Treasury yields continue to rise, however, and with tax-free yields barely moving, municipal-to-Treasury ratios were little changed from last week, said Alan Schankel, managing director with Janney Montgomery Scott LLC.

"The new-issue slate was moderate in size and demand was solid, with several negotiated deals repriced to lower yields."

Wisconsin brings bonds

Among those bonds that repriced to lower yields was the State of Wisconsin's $259.68 million sale of series 2013-1 transportation revenue bonds (Aa2/AA+/AA+).

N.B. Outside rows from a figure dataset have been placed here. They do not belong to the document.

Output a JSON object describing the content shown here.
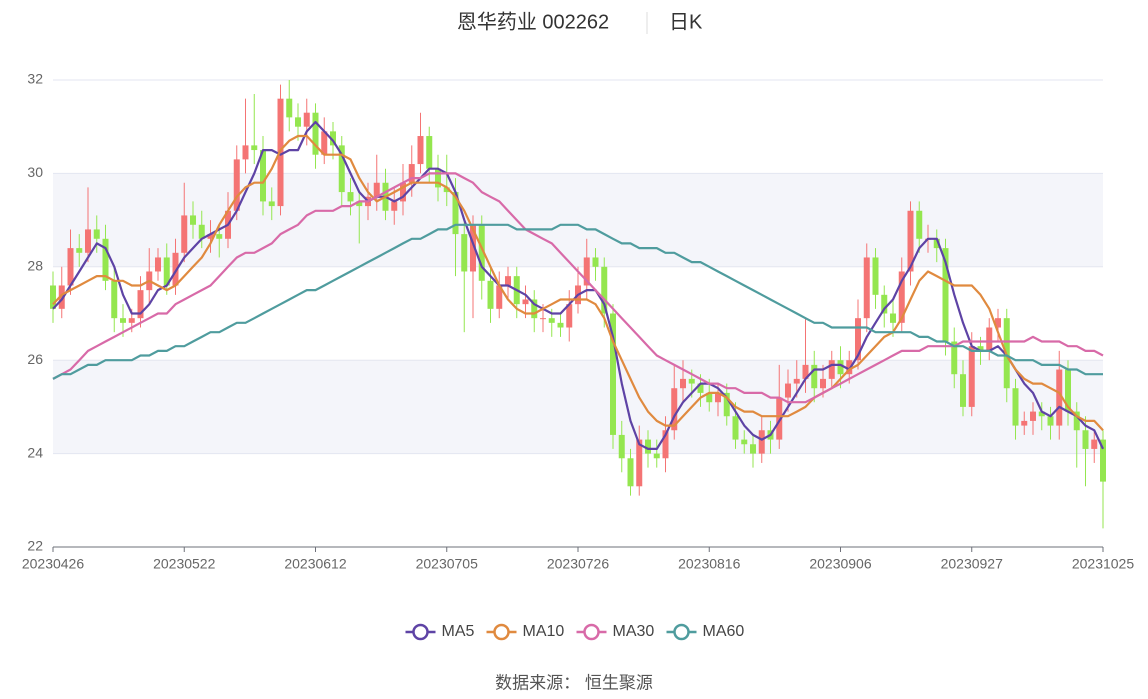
{
  "chart_data": {
    "type": "candlestick",
    "title": "恩华药业 002262",
    "subtitle": "日K",
    "source": "数据来源： 恒生聚源",
    "categories": [
      "20230426",
      null,
      null,
      null,
      null,
      null,
      null,
      null,
      null,
      null,
      null,
      null,
      null,
      null,
      null,
      "20230522",
      null,
      null,
      null,
      null,
      null,
      null,
      null,
      null,
      null,
      null,
      null,
      null,
      null,
      null,
      "20230612",
      null,
      null,
      null,
      null,
      null,
      null,
      null,
      null,
      null,
      null,
      null,
      null,
      null,
      null,
      "20230705",
      null,
      null,
      null,
      null,
      null,
      null,
      null,
      null,
      null,
      null,
      null,
      null,
      null,
      null,
      "20230726",
      null,
      null,
      null,
      null,
      null,
      null,
      null,
      null,
      null,
      null,
      null,
      null,
      null,
      null,
      "20230816",
      null,
      null,
      null,
      null,
      null,
      null,
      null,
      null,
      null,
      null,
      null,
      null,
      null,
      null,
      "20230906",
      null,
      null,
      null,
      null,
      null,
      null,
      null,
      null,
      null,
      null,
      null,
      null,
      null,
      null,
      "20230927",
      null,
      null,
      null,
      null,
      null,
      null,
      null,
      null,
      null,
      null,
      null,
      null,
      null,
      null,
      "20231025"
    ],
    "ylim": [
      22,
      32
    ],
    "yticks": [
      22,
      24,
      26,
      28,
      30,
      32
    ],
    "grid": true,
    "up_color": "#f47474",
    "down_color": "#94e64f",
    "candles": {
      "open": [
        27.6,
        27.1,
        27.6,
        28.4,
        28.3,
        28.8,
        28.6,
        27.7,
        26.9,
        26.8,
        26.9,
        27.5,
        27.9,
        28.2,
        27.6,
        28.3,
        29.1,
        28.9,
        28.6,
        28.7,
        28.6,
        29.2,
        30.3,
        30.6,
        30.5,
        29.4,
        29.3,
        31.6,
        31.2,
        31.0,
        31.3,
        30.4,
        30.9,
        30.6,
        29.6,
        29.4,
        29.3,
        29.5,
        29.8,
        29.2,
        29.4,
        29.8,
        30.2,
        30.8,
        30.1,
        29.7,
        29.6,
        28.7,
        27.9,
        28.9,
        27.7,
        27.1,
        27.6,
        27.8,
        27.2,
        27.3,
        26.9,
        26.9,
        26.8,
        26.7,
        27.2,
        27.6,
        28.2,
        28.0,
        27.0,
        24.4,
        23.9,
        23.3,
        24.3,
        24.0,
        23.9,
        24.5,
        25.4,
        25.6,
        25.5,
        25.3,
        25.1,
        25.3,
        24.8,
        24.3,
        24.2,
        24.0,
        24.5,
        24.3,
        25.2,
        25.5,
        25.6,
        25.9,
        25.4,
        25.6,
        26.0,
        25.7,
        26.0,
        26.9,
        28.2,
        27.4,
        27.0,
        26.8,
        27.9,
        29.2,
        28.6,
        28.6,
        28.4,
        26.4,
        25.7,
        25.0,
        26.3,
        26.2,
        26.7,
        26.9,
        25.4,
        24.6,
        24.7,
        24.9,
        24.8,
        24.6,
        25.8,
        24.9,
        24.5,
        24.1,
        24.3
      ],
      "high": [
        27.9,
        28.0,
        28.8,
        28.7,
        29.7,
        29.1,
        28.9,
        28.0,
        27.2,
        27.1,
        27.8,
        28.4,
        28.4,
        28.5,
        28.6,
        29.8,
        29.4,
        29.2,
        29.0,
        28.9,
        29.6,
        30.6,
        31.6,
        31.7,
        30.8,
        29.7,
        31.9,
        32.0,
        31.5,
        31.6,
        31.5,
        31.2,
        31.1,
        30.8,
        29.9,
        29.6,
        29.8,
        30.4,
        30.1,
        29.7,
        30.2,
        30.6,
        31.3,
        31.0,
        30.4,
        30.4,
        29.9,
        29.0,
        29.1,
        29.1,
        28.0,
        27.9,
        28.0,
        28.0,
        27.6,
        27.5,
        27.2,
        27.1,
        27.0,
        27.5,
        28.0,
        28.6,
        28.4,
        28.2,
        27.2,
        24.7,
        24.1,
        24.6,
        24.5,
        24.3,
        24.8,
        25.9,
        26.0,
        25.8,
        25.7,
        25.6,
        25.5,
        25.5,
        25.1,
        24.5,
        24.4,
        24.8,
        24.7,
        25.9,
        25.8,
        26.0,
        26.9,
        26.2,
        25.9,
        26.2,
        26.3,
        26.2,
        27.3,
        28.5,
        28.4,
        27.6,
        27.3,
        28.2,
        29.4,
        29.4,
        28.9,
        28.8,
        28.6,
        26.7,
        26.0,
        26.6,
        26.5,
        26.9,
        27.1,
        27.1,
        25.6,
        24.9,
        25.1,
        25.1,
        25.0,
        26.2,
        26.0,
        25.1,
        24.8,
        24.5,
        24.5
      ],
      "low": [
        26.8,
        26.9,
        27.4,
        28.0,
        28.1,
        28.3,
        27.5,
        26.6,
        26.5,
        26.6,
        26.7,
        27.2,
        27.7,
        27.4,
        27.4,
        28.1,
        28.6,
        28.4,
        28.3,
        28.2,
        28.4,
        29.0,
        30.0,
        30.2,
        29.1,
        29.0,
        29.1,
        30.9,
        30.7,
        30.6,
        30.1,
        30.2,
        30.3,
        29.3,
        29.1,
        28.5,
        29.0,
        29.2,
        29.0,
        28.9,
        29.1,
        29.5,
        30.0,
        29.8,
        29.4,
        29.3,
        27.8,
        26.6,
        26.9,
        27.3,
        26.8,
        26.9,
        27.3,
        26.9,
        26.9,
        26.6,
        26.6,
        26.5,
        26.5,
        26.4,
        27.0,
        27.3,
        27.7,
        26.7,
        24.1,
        23.6,
        23.1,
        23.1,
        23.7,
        23.7,
        23.6,
        24.3,
        25.1,
        25.2,
        25.0,
        24.9,
        24.8,
        24.6,
        24.1,
        24.0,
        23.7,
        23.8,
        24.0,
        24.1,
        24.9,
        25.2,
        25.3,
        25.1,
        25.2,
        25.4,
        25.4,
        25.5,
        25.8,
        26.6,
        27.1,
        26.7,
        26.5,
        26.6,
        27.6,
        28.3,
        28.3,
        28.1,
        26.1,
        25.4,
        24.8,
        24.8,
        25.9,
        26.0,
        26.4,
        25.1,
        24.3,
        24.4,
        24.4,
        24.5,
        24.3,
        24.3,
        24.6,
        23.7,
        23.3,
        23.8,
        22.4
      ],
      "close": [
        27.1,
        27.6,
        28.4,
        28.3,
        28.8,
        28.6,
        27.7,
        26.9,
        26.8,
        26.9,
        27.5,
        27.9,
        28.2,
        27.6,
        28.3,
        29.1,
        28.9,
        28.6,
        28.7,
        28.6,
        29.2,
        30.3,
        30.6,
        30.5,
        29.4,
        29.3,
        31.6,
        31.2,
        31.0,
        31.3,
        30.4,
        30.9,
        30.6,
        29.6,
        29.4,
        29.3,
        29.5,
        29.8,
        29.2,
        29.4,
        29.8,
        30.2,
        30.8,
        30.1,
        29.7,
        29.6,
        28.7,
        27.9,
        28.9,
        27.7,
        27.1,
        27.6,
        27.8,
        27.2,
        27.3,
        26.9,
        26.9,
        26.8,
        26.7,
        27.2,
        27.6,
        28.2,
        28.0,
        27.0,
        24.4,
        23.9,
        23.3,
        24.3,
        24.0,
        23.9,
        24.5,
        25.4,
        25.6,
        25.5,
        25.3,
        25.1,
        25.3,
        24.8,
        24.3,
        24.2,
        24.0,
        24.5,
        24.3,
        25.2,
        25.5,
        25.6,
        25.9,
        25.4,
        25.6,
        26.0,
        25.7,
        26.0,
        26.9,
        28.2,
        27.4,
        27.0,
        26.8,
        27.9,
        29.2,
        28.6,
        28.6,
        28.4,
        26.4,
        25.7,
        25.0,
        26.3,
        26.2,
        26.7,
        26.9,
        25.4,
        24.6,
        24.7,
        24.9,
        24.8,
        24.6,
        25.8,
        24.9,
        24.5,
        24.1,
        24.3,
        23.4
      ]
    },
    "series": [
      {
        "name": "MA5",
        "color": "#5e43a5",
        "values": [
          27.1,
          27.3,
          27.6,
          27.9,
          28.2,
          28.5,
          28.4,
          28.0,
          27.4,
          27.0,
          27.0,
          27.2,
          27.5,
          27.6,
          27.9,
          28.2,
          28.4,
          28.6,
          28.7,
          28.8,
          28.9,
          29.2,
          29.6,
          30.0,
          30.5,
          30.5,
          30.4,
          30.5,
          30.5,
          30.9,
          31.1,
          30.9,
          30.7,
          30.4,
          30.0,
          29.6,
          29.4,
          29.5,
          29.5,
          29.4,
          29.5,
          29.7,
          29.9,
          30.1,
          30.1,
          30.0,
          29.6,
          29.0,
          28.5,
          28.0,
          27.8,
          27.6,
          27.6,
          27.5,
          27.4,
          27.2,
          27.1,
          27.0,
          27.0,
          27.2,
          27.4,
          27.5,
          27.5,
          27.2,
          26.5,
          25.5,
          24.7,
          24.2,
          24.1,
          24.1,
          24.4,
          24.8,
          25.1,
          25.3,
          25.5,
          25.5,
          25.4,
          25.2,
          24.9,
          24.6,
          24.4,
          24.3,
          24.4,
          24.7,
          25.0,
          25.3,
          25.6,
          25.8,
          25.8,
          25.9,
          25.9,
          25.8,
          26.1,
          26.5,
          26.8,
          27.1,
          27.3,
          27.7,
          28.0,
          28.4,
          28.6,
          28.6,
          28.1,
          27.4,
          26.8,
          26.3,
          26.2,
          26.2,
          26.3,
          26.1,
          25.8,
          25.5,
          25.3,
          24.9,
          24.8,
          25.0,
          24.9,
          24.8,
          24.6,
          24.5,
          24.1
        ]
      },
      {
        "name": "MA10",
        "color": "#e08a3f",
        "values": [
          27.2,
          27.4,
          27.5,
          27.6,
          27.7,
          27.8,
          27.8,
          27.7,
          27.7,
          27.6,
          27.6,
          27.7,
          27.6,
          27.5,
          27.6,
          27.8,
          28.0,
          28.2,
          28.5,
          28.9,
          29.2,
          29.5,
          29.7,
          29.8,
          29.8,
          30.1,
          30.5,
          30.7,
          30.8,
          30.8,
          30.6,
          30.4,
          30.4,
          30.4,
          30.3,
          29.9,
          29.6,
          29.4,
          29.5,
          29.6,
          29.7,
          29.8,
          29.8,
          29.8,
          29.8,
          29.7,
          29.5,
          29.2,
          28.8,
          28.4,
          28.0,
          27.6,
          27.3,
          27.1,
          27.0,
          27.0,
          27.1,
          27.2,
          27.3,
          27.3,
          27.3,
          27.3,
          27.2,
          26.9,
          26.4,
          26.0,
          25.6,
          25.2,
          24.9,
          24.7,
          24.6,
          24.6,
          24.8,
          25.0,
          25.2,
          25.3,
          25.3,
          25.2,
          25.0,
          24.9,
          24.9,
          24.8,
          24.8,
          24.8,
          24.8,
          24.9,
          25.0,
          25.2,
          25.3,
          25.4,
          25.6,
          25.8,
          25.9,
          26.1,
          26.3,
          26.5,
          26.6,
          26.9,
          27.3,
          27.7,
          27.9,
          27.8,
          27.7,
          27.6,
          27.6,
          27.6,
          27.4,
          27.1,
          26.6,
          26.1,
          25.8,
          25.6,
          25.5,
          25.5,
          25.4,
          25.3,
          25.0,
          24.8,
          24.7,
          24.7,
          24.5
        ]
      },
      {
        "name": "MA30",
        "color": "#d86aa8",
        "values": [
          25.6,
          25.7,
          25.8,
          26.0,
          26.2,
          26.3,
          26.4,
          26.5,
          26.6,
          26.7,
          26.8,
          26.9,
          27.0,
          27.0,
          27.2,
          27.3,
          27.4,
          27.5,
          27.6,
          27.8,
          28.0,
          28.2,
          28.3,
          28.3,
          28.4,
          28.5,
          28.7,
          28.8,
          28.9,
          29.1,
          29.2,
          29.2,
          29.2,
          29.3,
          29.3,
          29.4,
          29.4,
          29.5,
          29.6,
          29.7,
          29.8,
          29.9,
          29.9,
          30.0,
          30.0,
          30.0,
          30.0,
          29.9,
          29.8,
          29.6,
          29.5,
          29.4,
          29.2,
          29.0,
          28.8,
          28.7,
          28.6,
          28.5,
          28.3,
          28.1,
          27.9,
          27.7,
          27.5,
          27.3,
          27.1,
          26.9,
          26.7,
          26.5,
          26.3,
          26.1,
          26.0,
          25.9,
          25.8,
          25.7,
          25.6,
          25.5,
          25.5,
          25.4,
          25.4,
          25.3,
          25.3,
          25.3,
          25.2,
          25.2,
          25.1,
          25.1,
          25.1,
          25.2,
          25.3,
          25.4,
          25.5,
          25.6,
          25.7,
          25.8,
          25.9,
          26.0,
          26.1,
          26.2,
          26.2,
          26.2,
          26.3,
          26.3,
          26.3,
          26.3,
          26.4,
          26.4,
          26.4,
          26.4,
          26.4,
          26.4,
          26.4,
          26.4,
          26.5,
          26.4,
          26.4,
          26.4,
          26.3,
          26.3,
          26.2,
          26.2,
          26.1
        ]
      },
      {
        "name": "MA60",
        "color": "#4f9c9e",
        "values": [
          25.6,
          25.7,
          25.7,
          25.8,
          25.9,
          25.9,
          26.0,
          26.0,
          26.0,
          26.0,
          26.1,
          26.1,
          26.2,
          26.2,
          26.3,
          26.3,
          26.4,
          26.5,
          26.6,
          26.6,
          26.7,
          26.8,
          26.8,
          26.9,
          27.0,
          27.1,
          27.2,
          27.3,
          27.4,
          27.5,
          27.5,
          27.6,
          27.7,
          27.8,
          27.9,
          28.0,
          28.1,
          28.2,
          28.3,
          28.4,
          28.5,
          28.6,
          28.6,
          28.7,
          28.8,
          28.8,
          28.9,
          28.9,
          28.9,
          28.9,
          28.9,
          28.9,
          28.9,
          28.8,
          28.8,
          28.8,
          28.8,
          28.8,
          28.9,
          28.9,
          28.9,
          28.8,
          28.8,
          28.7,
          28.6,
          28.5,
          28.5,
          28.4,
          28.4,
          28.4,
          28.3,
          28.3,
          28.2,
          28.1,
          28.1,
          28.0,
          27.9,
          27.8,
          27.7,
          27.6,
          27.5,
          27.4,
          27.3,
          27.2,
          27.1,
          27.0,
          26.9,
          26.8,
          26.8,
          26.7,
          26.7,
          26.7,
          26.7,
          26.7,
          26.6,
          26.6,
          26.6,
          26.6,
          26.6,
          26.5,
          26.5,
          26.4,
          26.4,
          26.3,
          26.3,
          26.2,
          26.2,
          26.2,
          26.1,
          26.1,
          26.0,
          26.0,
          26.0,
          25.9,
          25.9,
          25.9,
          25.8,
          25.8,
          25.7,
          25.7,
          25.7
        ]
      }
    ]
  }
}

The yields were "lowered 7 bps in shorter maturities and 3 bps in 10 years compared to initial pricing levels," Schankel said Wednesday.

The bonds are due 2016 and 2018 to 2033 with 4% to 5% coupons.

Goldman Sachs & Co. and Ramirez & Co. Inc. were the senior managers.

Proceeds will finance state transportation and highway projects.

Kentucky Asset deal prices

In other primary action, the Kentucky Asset/Liability Commission sold $153.29 million of series 2013 taxable general fund first series funding notes, said a pricing sheet.

The bonds (Aa3/A+/A+) were sold through Morgan Stanley & Co. LLC.

The bonds are due 2014 to 2023 with 0.654% to 2.998% coupons, all priced at par.

Proceeds will be used to fund an obligation to the Teachers' Retirement System of Kentucky.

Moody's lifts San Francisco

Moving to ratings news, Moody's Investors Service lifted San Francisco's rating to Aa1 from Aa2.

"The rating agency cited a large tax base, wealthy populace, recovering housing market and strong fiscal position," Schankel said.

"Unlike some other areas of the state, San Francisco was minimally impacted by falling real estate values during the recession."

Moody's also upgraded Ventura County to Aa1 from Aa2.

"In addition to a stable property tax base, the county was cited as having an exceptional record of sound financial management through the economic downturn," Schankel said.